<千葉と紀州>
生まれ育った千葉の地名が和歌山や徳島あたりと同じなので、祖先はあっちか、と思っていた。
しかし、東海大学医学部の中島功教授から「あれは外から来た人を騙すために違う地名を付けたんだよ。」と説明いただいた。千葉の名士でもある中島教授の言葉を長年(20年近く)信じていた。
太平洋の海洋問題を扱うようになって、自分のDNAとは関係ないだろうか?などと時々思ったりした。祖先には千葉の登戸で善の丸という回船問屋を営んでいたらしい。
『海の民のハワイ』には紀州出身の漁民が千葉の漁場を発展させた歴史も綴られている。千葉だけではない。サハリンまで行っていたのだ。彼らはロシアの南下に備え武士として国防を担う事になる。

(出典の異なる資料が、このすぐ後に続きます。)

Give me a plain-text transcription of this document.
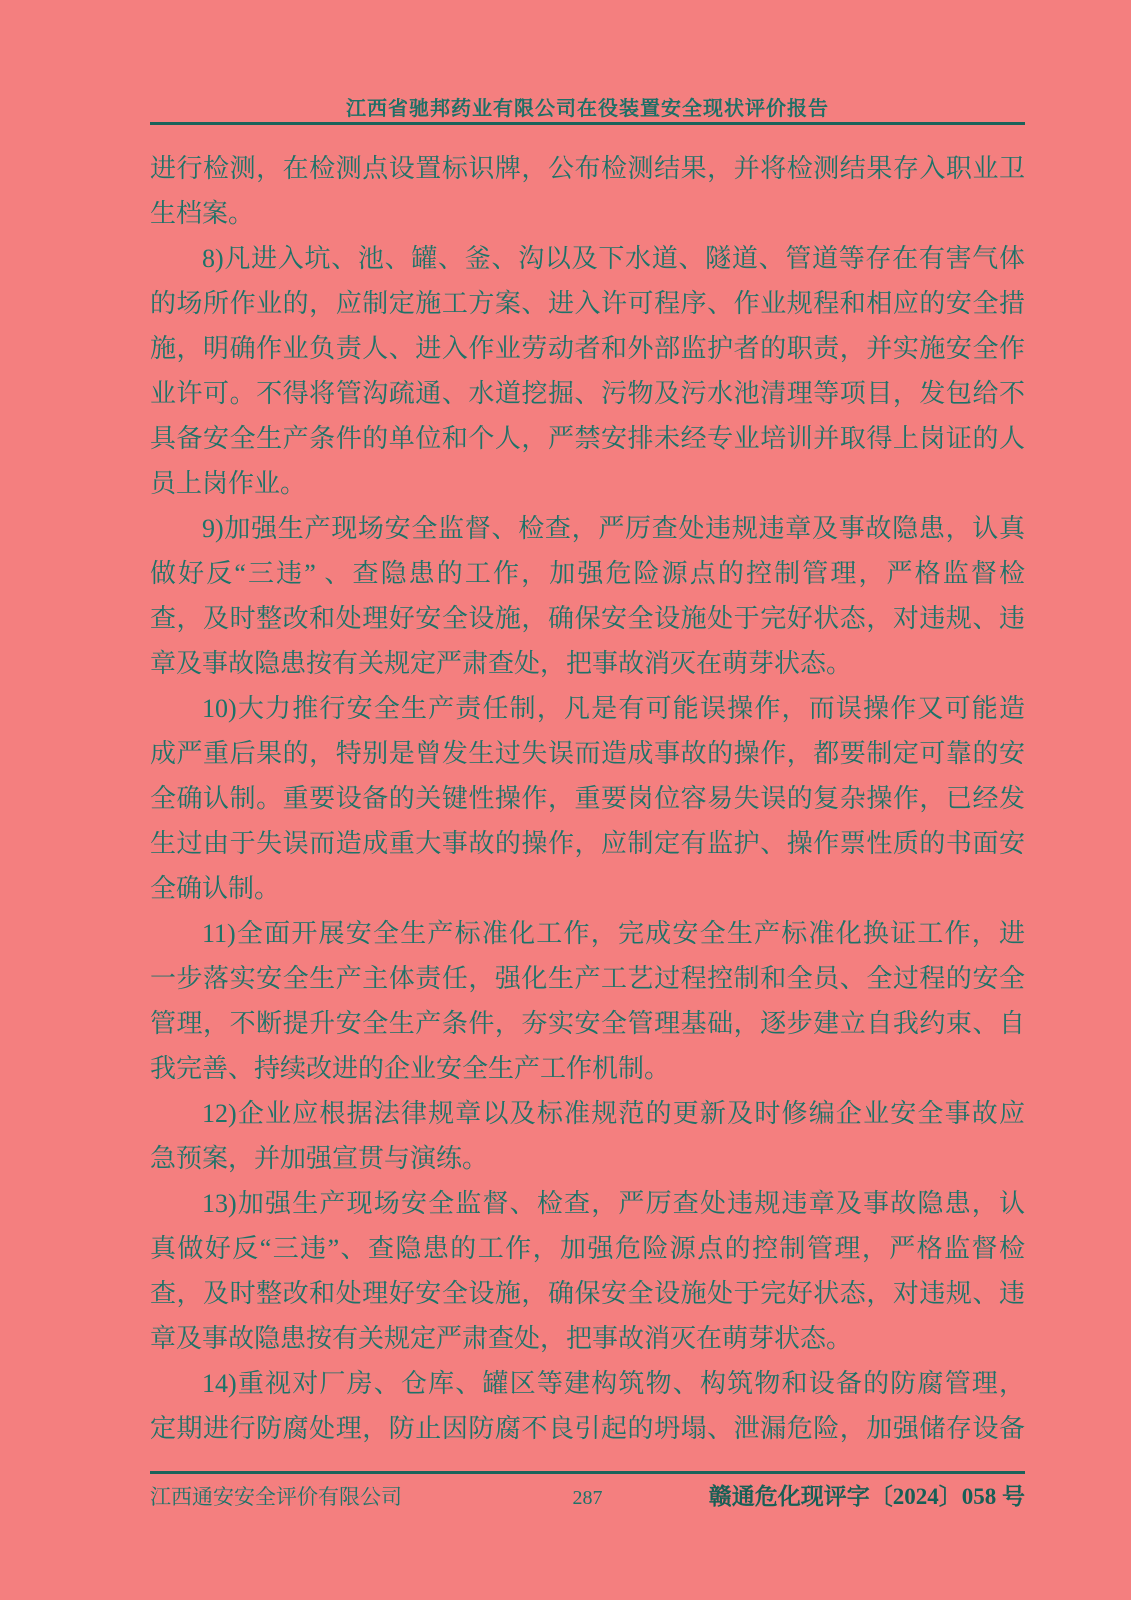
江西省驰邦药业有限公司在役装置安全现状评价报告
进行检测，在检测点设置标识牌，公布检测结果，并将检测结果存入职业卫
生档案。
8)凡进入坑、池、罐、釜、沟以及下水道、隧道、管道等存在有害气体
的场所作业的，应制定施工方案、进入许可程序、作业规程和相应的安全措
施，明确作业负责人、进入作业劳动者和外部监护者的职责，并实施安全作
业许可。不得将管沟疏通、水道挖掘、污物及污水池清理等项目，发包给不
具备安全生产条件的单位和个人，严禁安排未经专业培训并取得上岗证的人
员上岗作业。
9)加强生产现场安全监督、检查，严厉查处违规违章及事故隐患，认真
做好反“三违” 、查隐患的工作，加强危险源点的控制管理，严格监督检
查，及时整改和处理好安全设施，确保安全设施处于完好状态，对违规、违
章及事故隐患按有关规定严肃查处，把事故消灭在萌芽状态。
10)大力推行安全生产责任制，凡是有可能误操作，而误操作又可能造
成严重后果的，特别是曾发生过失误而造成事故的操作，都要制定可靠的安
全确认制。重要设备的关键性操作，重要岗位容易失误的复杂操作，已经发
生过由于失误而造成重大事故的操作，应制定有监护、操作票性质的书面安
全确认制。
11)全面开展安全生产标准化工作，完成安全生产标准化换证工作，进
一步落实安全生产主体责任，强化生产工艺过程控制和全员、全过程的安全
管理，不断提升安全生产条件，夯实安全管理基础，逐步建立自我约束、自
我完善、持续改进的企业安全生产工作机制。
12)企业应根据法律规章以及标准规范的更新及时修编企业安全事故应
急预案，并加强宣贯与演练。
13)加强生产现场安全监督、检查，严厉查处违规违章及事故隐患，认
真做好反“三违”、查隐患的工作，加强危险源点的控制管理，严格监督检
查，及时整改和处理好安全设施，确保安全设施处于完好状态，对违规、违
章及事故隐患按有关规定严肃查处，把事故消灭在萌芽状态。
14)重视对厂房、仓库、罐区等建构筑物、构筑物和设备的防腐管理，
定期进行防腐处理，防止因防腐不良引起的坍塌、泄漏危险，加强储存设备
江西通安安全评价有限公司	287	赣通危化现评字〔2024〕058 号
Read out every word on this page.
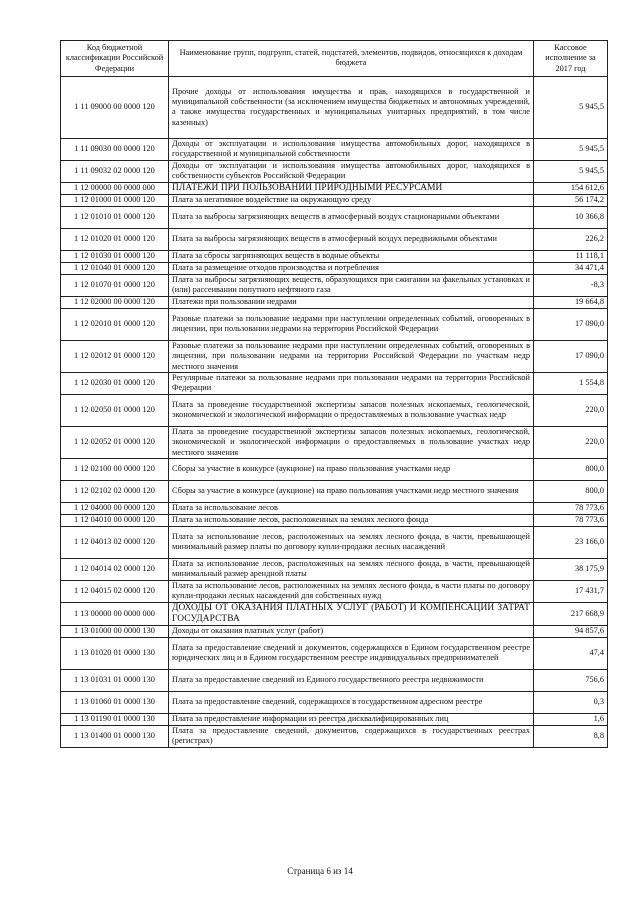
Код бюджетной классификации Российской Федерации	Наименование групп, подгрупп, статей, подстатей, элементов, подвидов, относящихся к доходам бюджета	Кассовое исполнение за 2017 год
1 11 09000 00 0000 120	Прочие доходы от использования имущества и прав, находящихся в государственной и муниципальной собственности (за исключением имущества бюджетных и автономных учреждений, а также имущества государственных и муниципальных унитарных предприятий, в том числе казенных)	5 945,5
1 11 09030 00 0000 120	Доходы от эксплуатации и использования имущества автомобильных дорог, находящихся в государственной и муниципальной собственности	5 945,5
1 11 09032 02 0000 120	Доходы от эксплуатации и использования имущества автомобильных дорог, находящихся в собственности субъектов Российской Федерации	5 945,5
1 12 00000 00 0000 000	ПЛАТЕЖИ ПРИ ПОЛЬЗОВАНИИ ПРИРОДНЫМИ РЕСУРСАМИ	154 612,6
1 12 01000 01 0000 120	Плата за негативное воздействие на окружающую среду	56 174,2
1 12 01010 01 0000 120	Плата за выбросы загрязняющих веществ в атмосферный воздух стационарными объектами	10 366,8
1 12 01020 01 0000 120	Плата за выбросы загрязняющих веществ в атмосферный воздух передвижными объектами	226,2
1 12 01030 01 0000 120	Плата за сбросы загрязняющих веществ в водные объекты	11 118,1
1 12 01040 01 0000 120	Плата за размещение отходов производства и потребления	34 471,4
1 12 01070 01 0000 120	Плата за выбросы загрязняющих веществ, образующихся при сжигании на факельных установках и (или) рассеивании попутного нефтяного газа	-8,3
1 12 02000 00 0000 120	Платежи при пользовании недрами	19 664,8
1 12 02010 01 0000 120	Разовые платежи за пользование недрами при наступлении определенных событий, оговоренных в лицензии, при пользовании недрами на территории Российской Федерации	17 090,0
1 12 02012 01 0000 120	Разовые платежи за пользование недрами при наступлении определенных событий, оговоренных в лицензии, при пользовании недрами на территории Российской Федерации по участкам недр местного значения	17 090,0
1 12 02030 01 0000 120	Регулярные платежи за пользование недрами при пользовании недрами на территории Российской Федерации	1 554,8
1 12 02050 01 0000 120	Плата за проведение государственной экспертизы запасов полезных ископаемых, геологической, экономической и экологической информации о предоставляемых в пользование участках недр	220,0
1 12 02052 01 0000 120	Плата за проведение государственной экспертизы запасов полезных ископаемых, геологической, экономической и экологической информации о предоставляемых в пользование участках недр местного значения	220,0
1 12 02100 00 0000 120	Сборы за участие в конкурсе (аукционе) на право пользования участками недр	800,0
1 12 02102 02 0000 120	Сборы за участие в конкурсе (аукционе) на право пользования участками недр местного значения	800,0
1 12 04000 00 0000 120	Плата за использование лесов	78 773,6
1 12 04010 00 0000 120	Плата за использование лесов, расположенных на землях лесного фонда	78 773,6
1 12 04013 02 0000 120	Плата за использование лесов, расположенных на землях лесного фонда, в части, превышающей минимальный размер платы по договору купли-продажи лесных насаждений	23 166,0
1 12 04014 02 0000 120	Плата за использование лесов, расположенных на землях лесного фонда, в части, превышающей минимальный размер арендной платы	38 175,9
1 12 04015 02 0000 120	Плата за использование лесов, расположенных на землях лесного фонда, в части платы по договору купли-продажи лесных насаждений для собственных нужд	17 431,7
1 13 00000 00 0000 000	ДОХОДЫ ОТ ОКАЗАНИЯ ПЛАТНЫХ УСЛУГ (РАБОТ) И КОМПЕНСАЦИИ ЗАТРАТ ГОСУДАРСТВА	217 668,9
1 13 01000 00 0000 130	Доходы от оказания платных услуг (работ)	94 857,6
1 13 01020 01 0000 130	Плата за предоставление сведений и документов, содержащихся в Едином государственном реестре юридических лиц и в Едином государственном реестре индивидуальных предпринимателей	47,4
1 13 01031 01 0000 130	Плата за предоставление сведений из Единого государственного реестра недвижимости	756,6
1 13 01060 01 0000 130	Плата за предоставление сведений, содержащихся в государственном адресном реестре	0,3
1 13 01190 01 0000 130	Плата за предоставление информации из реестра дисквалифицированных лиц	1,6
1 13 01400 01 0000 130	Плата за предоставление сведений, документов, содержащихся в государственных реестрах (регистрах)	8,8
Страница 6 из 14
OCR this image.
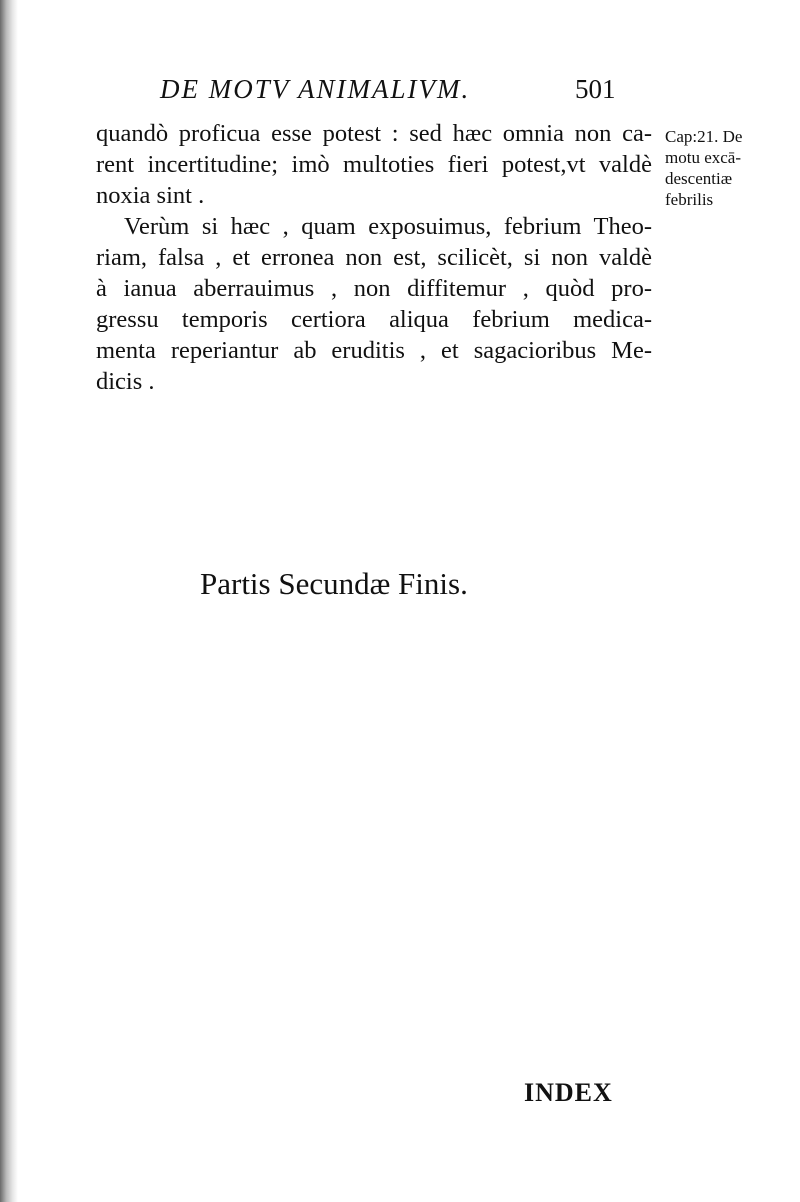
DE MOTV ANIMALIVM.	501
Cap:21. De
motu excā-
descentiæ
febrilis
quandò proficua esse potest : sed hæc omnia non ca-
rent incertitudine; imò multoties fieri potest,vt valdè
noxia sint .
Verùm si hæc , quam exposuimus, febrium Theo-
riam, falsa , et erronea non est, scilicèt, si non valdè
à ianua aberrauimus , non diffitemur , quòd pro-
gressu temporis certiora aliqua febrium medica-
menta reperiantur ab eruditis , et sagacioribus Me-
dicis .
Partis Secundæ Finis.
INDEX
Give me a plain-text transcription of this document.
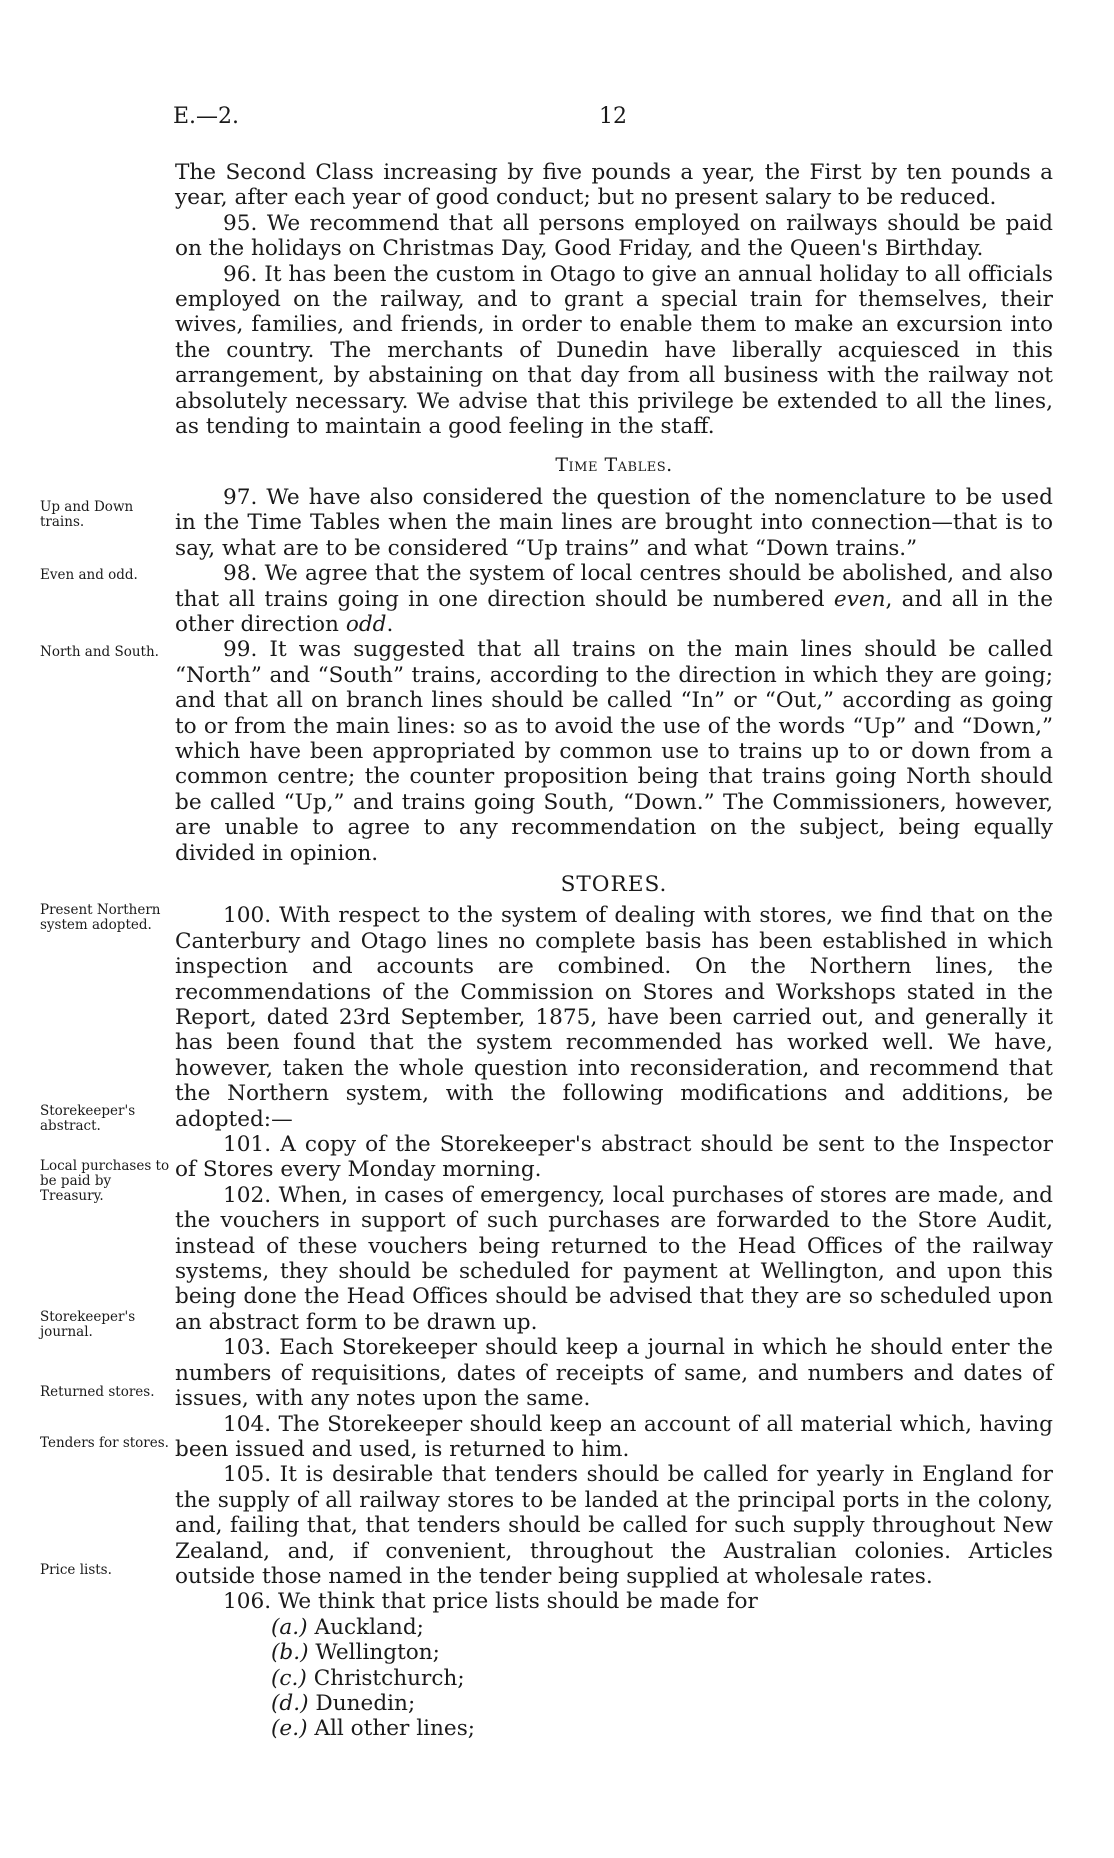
E.—2.	12
Up and Down trains.
Even and odd.
North and South.
Present Northern system adopted.
Storekeeper's abstract.
Local purchases to be paid by Treasury.
Storekeeper's journal.
Returned stores.
Tenders for stores.
Price lists.

The Second Class increasing by five pounds a year, the First by ten pounds a year, after each year of good conduct; but no present salary to be reduced.

95. We recommend that all persons employed on railways should be paid on the holidays on Christmas Day, Good Friday, and the Queen's Birthday.

96. It has been the custom in Otago to give an annual holiday to all officials employed on the railway, and to grant a special train for themselves, their wives, families, and friends, in order to enable them to make an excursion into the country. The merchants of Dunedin have liberally acquiesced in this arrangement, by abstaining on that day from all business with the railway not absolutely necessary. We advise that this privilege be extended to all the lines, as tending to maintain a good feeling in the staff.

Time Tables.

97. We have also considered the question of the nomenclature to be used in the Time Tables when the main lines are brought into connection—that is to say, what are to be considered “Up trains” and what “Down trains.”

98. We agree that the system of local centres should be abolished, and also that all trains going in one direction should be numbered even, and all in the other direction odd.

99. It was suggested that all trains on the main lines should be called “North” and “South” trains, according to the direction in which they are going; and that all on branch lines should be called “In” or “Out,” according as going to or from the main lines: so as to avoid the use of the words “Up” and “Down,” which have been appropriated by common use to trains up to or down from a common centre; the counter proposition being that trains going North should be called “Up,” and trains going South, “Down.” The Commissioners, however, are unable to agree to any recommendation on the subject, being equally divided in opinion.

STORES.

100. With respect to the system of dealing with stores, we find that on the Canterbury and Otago lines no complete basis has been established in which inspection and accounts are combined. On the Northern lines, the recommendations of the Commission on Stores and Workshops stated in the Report, dated 23rd September, 1875, have been carried out, and generally it has been found that the system recommended has worked well. We have, however, taken the whole question into reconsideration, and recommend that the Northern system, with the following modifications and additions, be adopted:—

101. A copy of the Storekeeper's abstract should be sent to the Inspector of Stores every Monday morning.

102. When, in cases of emergency, local purchases of stores are made, and the vouchers in support of such purchases are forwarded to the Store Audit, instead of these vouchers being returned to the Head Offices of the railway systems, they should be scheduled for payment at Wellington, and upon this being done the Head Offices should be advised that they are so scheduled upon an abstract form to be drawn up.

103. Each Storekeeper should keep a journal in which he should enter the numbers of requisitions, dates of receipts of same, and numbers and dates of issues, with any notes upon the same.

104. The Storekeeper should keep an account of all material which, having been issued and used, is returned to him.

105. It is desirable that tenders should be called for yearly in England for the supply of all railway stores to be landed at the principal ports in the colony, and, failing that, that tenders should be called for such supply throughout New Zealand, and, if convenient, throughout the Australian colonies. Articles outside those named in the tender being supplied at wholesale rates.

106. We think that price lists should be made for

(a.) Auckland;
(b.) Wellington;
(c.) Christchurch;
(d.) Dunedin;
(e.) All other lines;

小川教授によると、農家と違って漁師は文字で記録に残す習慣がないのでデータが限られているようだ。
しかし長年疑問であった千葉の地名。そして私のルーツは海人にあるのかも?と思うとワクワクしてくる。
<漁業に必要なのはマーケット>
さて、小川教授は今の太平洋島嶼国の海洋政策にも関連する重要な指摘をしている。
当たり前なんだがなぜか世銀や太平洋島嶼国の人々は気づかない。
紀州が漁業で栄えたのは、奈良、京都と大きな市場があったからだ。孤島では漁業は発展しない。
(以上、30ー34頁参照)
ハワイで、ミクロネシアで漁業が一気に興隆したのは、何万と言う日本人移民のマーケットがあったからだ。ミクロネシアは鰹節を日本に輸出していた。
<まやかしのブルーエコノミー>
世銀、FFA、PIF, PNAと言った「漁業を知らない」国際機関にこの事は伝える必要がある。
ツナノミクス、だの、ブルーエコノミーと言っても十分なマーケットが島にはないのだ。
ニュージーランドで成功している水産業は日本のニッスイが海外マーケットを持っているから!
ソロモン諸島で閉鎖した大洋漁業が成功したのも日本と言う海外市場を持っていたから。日本企業を追い出した結果マーケットも失ったのだ。
今、太平洋島嶼国は海洋で経済を立て直そうと努力している。
これは日本が早々にアドバイスした方がよい。そうしないと漁業を全く知らない世銀とかアジ銀が間違ったアドバイスをし、これも水産資源管理をしない、知らない中国企業が入っている。
もしくは、キリバスやパラオのように海洋資源管理ちほぼ関係のないメガ海洋保護区を制定するなど、海洋法条約を無視した行動が出て来る。
『海の民のハワイ』
水産庁、外務省大洋州課、そして水産庁叩きしか能のないイエロージャーナリズムやイエローNGOに皆さんの必読書です。